# How do you differentiate (arcsinx)^2?

Nov 10, 2016

$\frac{d}{\mathrm{dx}} {\left(\arcsin x\right)}^{2} = 2 \arcsin \frac{x}{\sqrt{1 - {x}^{2}}}$

#### Explanation:

If you are studying maths, then you should learn the Chain Rule for Differentiation, and practice how to use it:

If $y = f \left(x\right)$ then $f ' \left(x\right) = \frac{\mathrm{dy}}{\mathrm{dx}} = \frac{\mathrm{dy}}{\mathrm{du}} \frac{\mathrm{du}}{\mathrm{dx}}$

I was taught to remember that the differential can be treated like a fraction and that the "$\mathrm{dx}$'s" of a common variable will "cancel" (It is important to realise that $\frac{\mathrm{dy}}{\mathrm{dx}}$ isn't a fraction but an operator that acts on a function, there is no such thing as "$\mathrm{dx}$" or "$\mathrm{dy}$" on its own!). The chain rule can also be expanded to further variables that "cancel", E.g.

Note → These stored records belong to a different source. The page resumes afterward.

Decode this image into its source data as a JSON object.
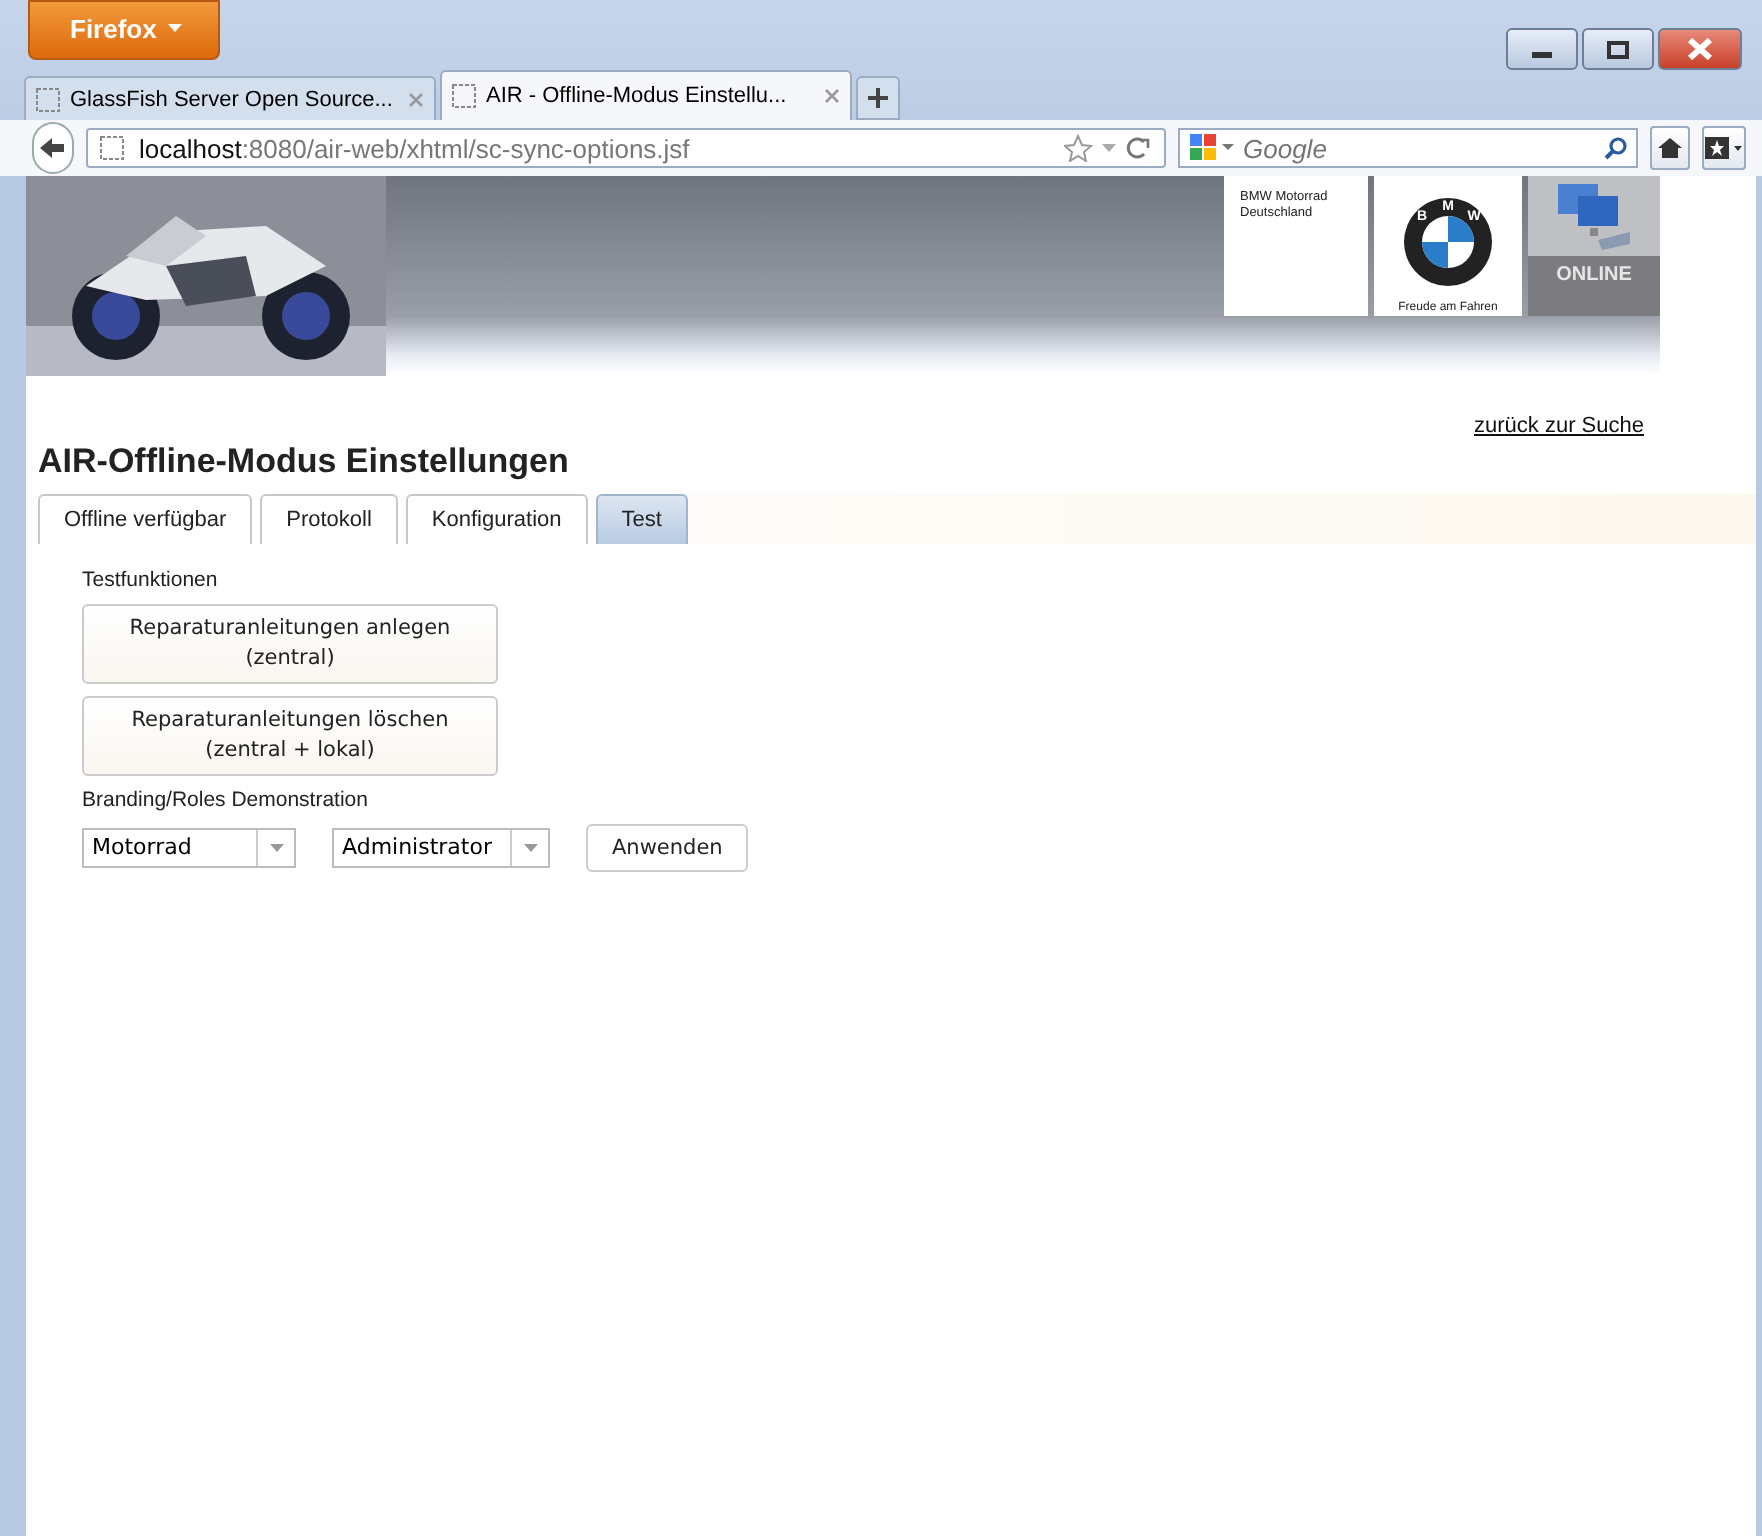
{
  "browser": {
    "menu_button": "Firefox",
    "tabs": [
      {
        "title": "GlassFish Server Open Source...",
        "selected": false
      },
      {
        "title": "AIR - Offline-Modus Einstellu...",
        "selected": true
      }
    ],
    "url_host": "localhost",
    "url_path": ":8080/air-web/xhtml/sc-sync-options.jsf",
    "search_placeholder": "Google"
  },
  "banner": {
    "company": "BMW Motorrad\nDeutschland",
    "logo_letters": [
      "B",
      "M",
      "W"
    ],
    "slogan": "Freude am Fahren",
    "status": "ONLINE"
  },
  "back_link": "zurück zur Suche",
  "page_title": "AIR-Offline-Modus Einstellungen",
  "tabs": [
    {
      "label": "Offline verfügbar",
      "selected": false
    },
    {
      "label": "Protokoll",
      "selected": false
    },
    {
      "label": "Konfiguration",
      "selected": false
    },
    {
      "label": "Test",
      "selected": true
    }
  ],
  "section_label": "Testfunktionen",
  "actions": [
    "Reparaturanleitungen anlegen\n(zentral)",
    "Reparaturanleitungen löschen\n(zentral + lokal)"
  ],
  "demo_label": "Branding/Roles Demonstration",
  "selects": [
    {
      "value": "Motorrad"
    },
    {
      "value": "Administrator"
    }
  ],
  "apply_button": "Anwenden"
}
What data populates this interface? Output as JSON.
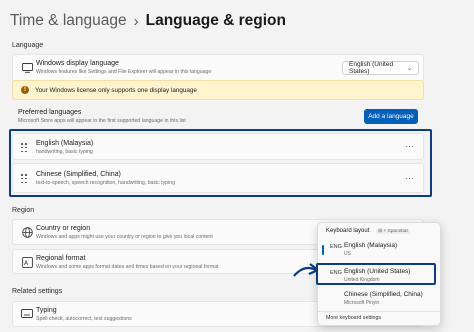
{
  "breadcrumb": {
    "parent": "Time & language",
    "separator": "›",
    "current": "Language & region"
  },
  "language_section": {
    "heading": "Language",
    "display_language": {
      "title": "Windows display language",
      "subtitle": "Windows features like Settings and File Explorer will appear in this language",
      "value": "English (United States)"
    },
    "license_notice": "Your Windows license only supports one display language",
    "preferred": {
      "title": "Preferred languages",
      "subtitle": "Microsoft Store apps will appear in the first supported language in this list",
      "add_button": "Add a language"
    },
    "languages": [
      {
        "name": "English (Malaysia)",
        "features": "handwriting, basic typing",
        "more": "···"
      },
      {
        "name": "Chinese (Simplified, China)",
        "features": "text-to-speech, speech recognition, handwriting, basic typing",
        "more": "···"
      }
    ]
  },
  "region_section": {
    "heading": "Region",
    "country": {
      "title": "Country or region",
      "subtitle": "Windows and apps might use your country or region to give you local content"
    },
    "format": {
      "title": "Regional format",
      "subtitle": "Windows and some apps format dates and times based on your regional format"
    }
  },
  "related_section": {
    "heading": "Related settings",
    "typing": {
      "title": "Typing",
      "subtitle": "Spell check, autocorrect, text suggestions"
    }
  },
  "keyboard_flyout": {
    "title": "Keyboard layout",
    "shortcut": "⊞ + Spacebar",
    "items": [
      {
        "code": "ENG",
        "name": "English (Malaysia)",
        "sub": "US",
        "active": true
      },
      {
        "code": "ENG",
        "name": "English (United States)",
        "sub": "United Kingdom",
        "active": false
      },
      {
        "code": "",
        "name": "Chinese (Simplified, China)",
        "sub": "Microsoft Pinyin",
        "active": false
      }
    ],
    "more_settings": "More keyboard settings"
  },
  "colors": {
    "accent": "#005fb8",
    "highlight": "#0b3c8c",
    "warning_bg": "#fff4ce",
    "warning_icon": "#9d5d00"
  }
}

$\frac{\mathrm{dy}}{\mathrm{dx}} = \frac{\mathrm{dy}}{\mathrm{dv}} \frac{\mathrm{dv}}{\mathrm{du}} \frac{\mathrm{du}}{\mathrm{dx}}$ etc, or $\left(\frac{\mathrm{dy}}{\mathrm{dx}} = \frac{\mathrm{dy}}{\textcolor{red}{\cancel{\mathrm{dv}}}} \frac{\textcolor{red}{\cancel{\mathrm{dv}}}}{\textcolor{b l u e}{\cancel{\mathrm{du}}}} \frac{\textcolor{b l u e}{\cancel{\mathrm{du}}}}{\mathrm{dx}}\right)$

So with $y = {\left(\arcsin x\right)}^{2}$, Then:

$\left\{\begin{matrix}\text{Let "u=arcsinx & => & (du)/dx=1/sqrt(1-x^2) "(see below)" \\ "Then } y = {u}^{2} & \implies & \frac{\mathrm{dy}}{\mathrm{du}} = 2 u\end{matrix}\right.$

Using $\frac{\mathrm{dy}}{\mathrm{dx}} = \left(\frac{\mathrm{dy}}{\mathrm{du}}\right) \left(\frac{\mathrm{du}}{\mathrm{dx}}\right)$ we get:

$\frac{\mathrm{dy}}{\mathrm{dx}} = \left(2 u\right) \left(\frac{1}{\sqrt{1 - {x}^{2}}}\right)$
$\therefore \frac{\mathrm{dy}}{\mathrm{dx}} = 2 \arcsin \frac{x}{\sqrt{1 - {x}^{2}}}$

NOTE - Derivative of $\arcsin \left(x\right)$
We can easily find $\frac{d}{\mathrm{dx}} \left(\arcsin x\right)$ using implicit differentiation:
Let $y = \arcsin x \iff \sin y = x$

$\therefore \cos y \frac{\mathrm{dy}}{\mathrm{dx}} = 1$
Using ${\sin}^{2} y + {\cos}^{2} y \equiv 1 \implies {\cos}^{2} y = 1 - {x}^{2}$
$\therefore \cos y = \sqrt{1 - {x}^{2}}$
$\therefore \sqrt{1 - {x}^{2}} \frac{\mathrm{dy}}{\mathrm{dx}} = 1$
$\therefore \frac{\mathrm{dy}}{\mathrm{dx}} = \frac{1}{\sqrt{1 - {x}^{2}}}$